Lou reaches forward and touches her leg lightly, softly – his concern for her communicated through his fingers. ‘Gladys, maybe you need a bit of a rest, you know, just for twenty minutes or so. It’s really hot.’

She shakes off his touch and stands up, returns to her pacing. ‘You have no idea what could be going on, Lou.’ She feels her body heating up as she moves, her mouth dry and thoughts crashing into each other. ‘Maybe the young man has something to do with John?’ she says.

‘Gladys, John is an accountant and he—’

‘We don’t know anything about what he does.’ Her voice rises so that he will keep quiet. She paces some more and then stops in front of her husband’s chair. ‘Maybe John is involved in something nefarious and the man is holding the whole family hostage,’ she says, grasping for the plot of some movie they once saw.

A look of real fear settles on Lou’s face. She knows that he thinks that something is really wrong with her. He is afraid for her mental wellbeing but she knows she saw the man, and she knows that she cannot stand by anymore and just let what’s happening at Katherine’s house go on.
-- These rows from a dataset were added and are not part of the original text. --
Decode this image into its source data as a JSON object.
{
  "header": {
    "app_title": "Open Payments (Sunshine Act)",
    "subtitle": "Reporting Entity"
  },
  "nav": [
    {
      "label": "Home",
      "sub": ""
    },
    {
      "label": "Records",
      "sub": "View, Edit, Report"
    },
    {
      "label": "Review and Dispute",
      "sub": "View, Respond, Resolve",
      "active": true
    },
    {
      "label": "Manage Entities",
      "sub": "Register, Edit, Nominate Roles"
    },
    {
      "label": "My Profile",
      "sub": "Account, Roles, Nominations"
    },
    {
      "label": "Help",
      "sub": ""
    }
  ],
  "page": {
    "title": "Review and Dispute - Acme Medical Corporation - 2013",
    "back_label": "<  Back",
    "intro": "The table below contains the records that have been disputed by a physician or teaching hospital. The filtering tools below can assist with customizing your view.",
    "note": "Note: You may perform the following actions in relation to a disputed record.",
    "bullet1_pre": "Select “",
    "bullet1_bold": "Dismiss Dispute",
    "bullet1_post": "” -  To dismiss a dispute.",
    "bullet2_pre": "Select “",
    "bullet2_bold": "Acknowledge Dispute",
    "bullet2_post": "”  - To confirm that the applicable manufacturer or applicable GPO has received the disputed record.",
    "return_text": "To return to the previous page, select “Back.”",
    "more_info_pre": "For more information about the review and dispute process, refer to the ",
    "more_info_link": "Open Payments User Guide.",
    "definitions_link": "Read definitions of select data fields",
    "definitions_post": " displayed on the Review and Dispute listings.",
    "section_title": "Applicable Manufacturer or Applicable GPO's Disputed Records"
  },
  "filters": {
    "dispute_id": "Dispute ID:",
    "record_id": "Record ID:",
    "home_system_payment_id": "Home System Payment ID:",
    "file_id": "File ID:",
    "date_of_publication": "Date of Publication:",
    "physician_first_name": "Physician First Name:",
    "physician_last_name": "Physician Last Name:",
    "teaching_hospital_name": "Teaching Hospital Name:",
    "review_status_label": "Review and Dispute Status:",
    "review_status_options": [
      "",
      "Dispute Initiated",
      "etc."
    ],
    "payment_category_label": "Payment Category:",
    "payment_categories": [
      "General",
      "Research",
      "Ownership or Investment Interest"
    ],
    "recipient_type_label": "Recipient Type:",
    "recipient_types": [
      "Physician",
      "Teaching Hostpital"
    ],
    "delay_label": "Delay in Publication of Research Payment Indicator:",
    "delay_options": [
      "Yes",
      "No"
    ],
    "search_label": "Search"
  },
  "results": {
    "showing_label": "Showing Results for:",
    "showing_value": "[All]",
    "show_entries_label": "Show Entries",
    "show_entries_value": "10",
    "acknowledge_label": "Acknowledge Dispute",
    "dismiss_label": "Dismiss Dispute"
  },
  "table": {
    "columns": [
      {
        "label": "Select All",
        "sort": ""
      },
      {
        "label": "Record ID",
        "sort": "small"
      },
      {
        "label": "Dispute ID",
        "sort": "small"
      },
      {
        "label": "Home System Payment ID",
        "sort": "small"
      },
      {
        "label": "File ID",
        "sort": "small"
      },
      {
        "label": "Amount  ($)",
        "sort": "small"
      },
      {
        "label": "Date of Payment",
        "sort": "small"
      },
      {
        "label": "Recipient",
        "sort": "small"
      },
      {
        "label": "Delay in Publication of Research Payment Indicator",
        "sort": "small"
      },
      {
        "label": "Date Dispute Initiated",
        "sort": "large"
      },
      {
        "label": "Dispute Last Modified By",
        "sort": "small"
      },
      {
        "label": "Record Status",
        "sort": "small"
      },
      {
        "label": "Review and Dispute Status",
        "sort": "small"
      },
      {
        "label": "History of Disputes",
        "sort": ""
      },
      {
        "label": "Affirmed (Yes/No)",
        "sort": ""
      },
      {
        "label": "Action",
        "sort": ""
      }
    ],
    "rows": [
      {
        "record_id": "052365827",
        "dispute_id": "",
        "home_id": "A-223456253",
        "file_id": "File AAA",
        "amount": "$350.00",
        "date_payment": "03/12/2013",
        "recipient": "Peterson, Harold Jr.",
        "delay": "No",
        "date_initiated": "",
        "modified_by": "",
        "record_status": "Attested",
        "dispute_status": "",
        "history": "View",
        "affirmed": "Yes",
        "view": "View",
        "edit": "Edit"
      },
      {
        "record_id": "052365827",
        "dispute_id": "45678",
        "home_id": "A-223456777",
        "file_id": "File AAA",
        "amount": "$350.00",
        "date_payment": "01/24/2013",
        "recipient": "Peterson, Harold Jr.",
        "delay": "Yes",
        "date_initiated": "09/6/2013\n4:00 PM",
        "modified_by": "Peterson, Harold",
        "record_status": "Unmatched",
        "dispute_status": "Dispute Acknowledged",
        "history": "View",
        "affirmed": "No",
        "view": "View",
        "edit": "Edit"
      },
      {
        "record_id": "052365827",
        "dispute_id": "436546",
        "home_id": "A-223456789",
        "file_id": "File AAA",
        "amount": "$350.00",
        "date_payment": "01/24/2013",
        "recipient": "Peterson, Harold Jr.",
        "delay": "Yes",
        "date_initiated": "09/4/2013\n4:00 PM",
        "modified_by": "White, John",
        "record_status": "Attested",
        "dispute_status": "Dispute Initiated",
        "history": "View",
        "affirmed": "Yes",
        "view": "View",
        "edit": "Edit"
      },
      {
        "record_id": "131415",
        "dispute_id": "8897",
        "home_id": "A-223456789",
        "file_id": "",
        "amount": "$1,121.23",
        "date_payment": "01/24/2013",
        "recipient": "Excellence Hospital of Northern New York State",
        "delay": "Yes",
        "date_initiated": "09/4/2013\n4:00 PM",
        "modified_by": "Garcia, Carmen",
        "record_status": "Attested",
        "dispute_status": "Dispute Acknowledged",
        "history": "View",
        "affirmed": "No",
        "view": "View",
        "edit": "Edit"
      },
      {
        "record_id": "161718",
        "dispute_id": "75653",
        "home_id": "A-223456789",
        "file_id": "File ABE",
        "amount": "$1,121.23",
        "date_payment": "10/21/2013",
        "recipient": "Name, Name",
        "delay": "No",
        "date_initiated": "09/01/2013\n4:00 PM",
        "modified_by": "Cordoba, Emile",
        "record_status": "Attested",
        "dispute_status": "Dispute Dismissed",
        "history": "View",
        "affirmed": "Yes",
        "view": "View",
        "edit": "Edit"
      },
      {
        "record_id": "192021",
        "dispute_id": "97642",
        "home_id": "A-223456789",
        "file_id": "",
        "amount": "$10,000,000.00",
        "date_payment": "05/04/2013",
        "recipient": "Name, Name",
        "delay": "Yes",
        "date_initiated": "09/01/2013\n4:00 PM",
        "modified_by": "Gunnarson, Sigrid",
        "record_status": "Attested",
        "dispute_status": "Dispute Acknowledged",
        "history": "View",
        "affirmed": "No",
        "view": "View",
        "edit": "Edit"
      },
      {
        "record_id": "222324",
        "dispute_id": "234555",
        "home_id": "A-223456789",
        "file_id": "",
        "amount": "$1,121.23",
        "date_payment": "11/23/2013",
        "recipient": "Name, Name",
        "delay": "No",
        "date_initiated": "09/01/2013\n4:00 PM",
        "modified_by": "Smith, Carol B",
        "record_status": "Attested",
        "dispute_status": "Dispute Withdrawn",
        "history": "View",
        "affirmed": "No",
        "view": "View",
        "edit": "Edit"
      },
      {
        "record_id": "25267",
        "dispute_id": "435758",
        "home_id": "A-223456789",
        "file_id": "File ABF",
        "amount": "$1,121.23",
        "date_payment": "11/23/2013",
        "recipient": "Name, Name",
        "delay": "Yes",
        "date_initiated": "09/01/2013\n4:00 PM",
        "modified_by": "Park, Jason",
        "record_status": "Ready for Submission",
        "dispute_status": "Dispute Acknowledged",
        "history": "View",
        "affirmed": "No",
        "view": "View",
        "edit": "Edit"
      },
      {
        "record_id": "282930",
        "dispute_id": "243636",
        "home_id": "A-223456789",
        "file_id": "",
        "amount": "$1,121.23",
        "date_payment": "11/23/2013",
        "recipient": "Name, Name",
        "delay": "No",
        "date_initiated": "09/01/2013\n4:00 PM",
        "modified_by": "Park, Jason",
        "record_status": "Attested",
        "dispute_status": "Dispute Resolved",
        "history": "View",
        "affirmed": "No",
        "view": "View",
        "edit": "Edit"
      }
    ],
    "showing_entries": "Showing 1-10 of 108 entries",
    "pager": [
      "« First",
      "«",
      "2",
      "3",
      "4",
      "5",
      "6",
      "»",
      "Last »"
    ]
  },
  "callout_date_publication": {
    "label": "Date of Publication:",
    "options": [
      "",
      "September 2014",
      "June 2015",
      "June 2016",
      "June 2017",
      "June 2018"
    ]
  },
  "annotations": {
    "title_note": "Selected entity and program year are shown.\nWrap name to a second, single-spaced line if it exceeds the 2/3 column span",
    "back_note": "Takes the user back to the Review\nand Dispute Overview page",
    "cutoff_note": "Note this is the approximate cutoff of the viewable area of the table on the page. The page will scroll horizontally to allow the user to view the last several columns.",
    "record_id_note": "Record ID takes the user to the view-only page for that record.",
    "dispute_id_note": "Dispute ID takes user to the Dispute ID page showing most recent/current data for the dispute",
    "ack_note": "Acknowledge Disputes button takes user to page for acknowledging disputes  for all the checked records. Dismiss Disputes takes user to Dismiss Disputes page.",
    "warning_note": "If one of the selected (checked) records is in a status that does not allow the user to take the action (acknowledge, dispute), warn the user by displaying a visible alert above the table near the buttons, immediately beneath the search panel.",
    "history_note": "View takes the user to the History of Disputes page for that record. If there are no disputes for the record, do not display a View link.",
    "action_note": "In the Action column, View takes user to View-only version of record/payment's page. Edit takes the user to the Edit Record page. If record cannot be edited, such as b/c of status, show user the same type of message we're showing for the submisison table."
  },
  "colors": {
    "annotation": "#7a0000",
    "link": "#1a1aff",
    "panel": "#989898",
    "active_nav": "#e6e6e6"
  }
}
Maybe the two are connected. Maybe not but she needs to get some help from the police.

‘I’ll be back,’ she says to Lou, because she means to do something about all of this. Once and for all.

She will make the call outside after checking Katherine’s house just once more. A little spark of hope inside her imagines seeing Katherine and the children out the front, the hose sprinkling over the twins as it did last Sunday.

‘Maybe it’s all fine,’ she says aloud as she leaves her house. ‘Maybe everything is fine.’